Крупная серебряная монета зазвенѣла на столѣ. Нюренбергъ взялъ ее и сказалъ:

— Какого вы скупаго господинъ! А еще русскаго человѣкъ!

— Вонъ!

Нюренбергъ не уходилъ.

— Дайте бакшишъ, эфендимъ. Я бѣднаго, семейнаго человѣкъ, — произнесъ онъ, кланяясь.

— Вотъ тебѣ два сербскихъ динара и проваливай!

Нюренбергъ поклонился и медленно вышелъ изъ комнаты, но черезъ минуту опять заглянулъ въ дверь и поманилъ къ себѣ Николая Ивановича, улыбаясь.

— Эфендимъ, пожалуйте сюда на два слова.

— Что такое? — вскочилъ Николай Ивановичъ. — Говори.
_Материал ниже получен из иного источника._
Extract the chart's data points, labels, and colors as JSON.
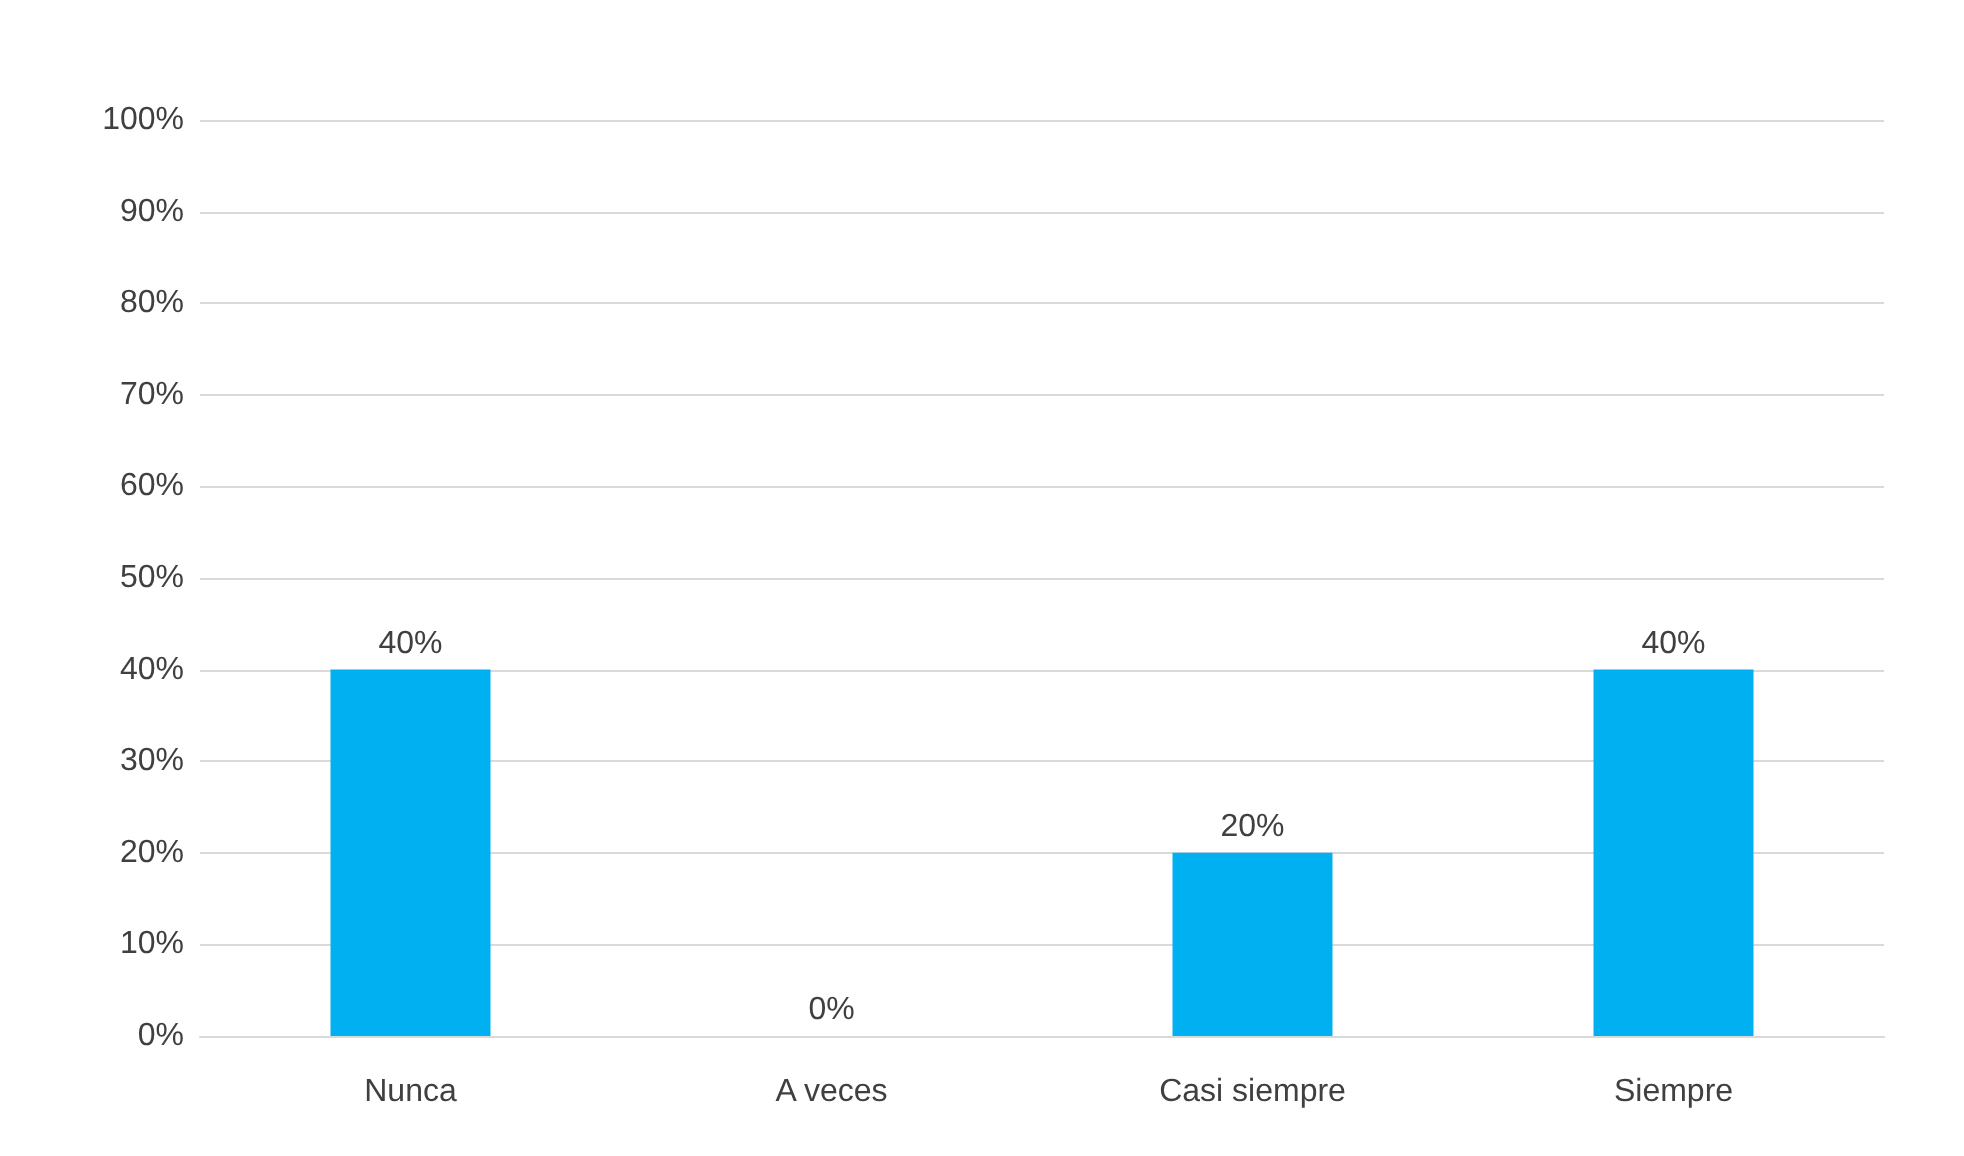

— Не могу такъ. По секрету надо.

Николай Ивановичъ вышелъ къ нему въ другую комнату. Нюренбергъ наклонился къ его уху и прошепталъ:

— Вы хотѣли турецкаго гаремъ видѣть. За десять золотаго монетъ могу вамъ показать гаремъ. Если захотите посмотрѣть, пришлите только въ нашего готель за Адольфъ Нюренбергъ.

— А ну тебя въ болото!

Николай Ивановичъ махнулъ ему рукой и ушелъ, хлопнувъ дверью.

— Что такое? Объ чемъ это такіе секреты? спросила мужа Глафира Семеновна.

Тотъ сначала замялся, но потомъ нашелся и отвѣтилъ:

— Предупреждаетъ… Да что! Глупости. Говоритъ, чтобы я смотрѣлъ въ оба, а то армянинъ здѣшній меня надуетъ.

Въ дверяхъ стоялъ Карапетъ и говорилъ:

— Торопись, эфендимъ! Торопись, дюша мой, мадамъ! Пора одѣваться. Сейчасъ на Турецкаго Базаръ пойдемъ, феску и коверъ для эфендимъ покупать.

Самъ Карапетъ былъ уже въ черномъ сюртукѣ, застегнутомъ на всѣ пуговицы, и въ черной косынкѣ, туго намотанной на шеѣ. Феска на головѣ его была новая, не линючая.

Загрузка...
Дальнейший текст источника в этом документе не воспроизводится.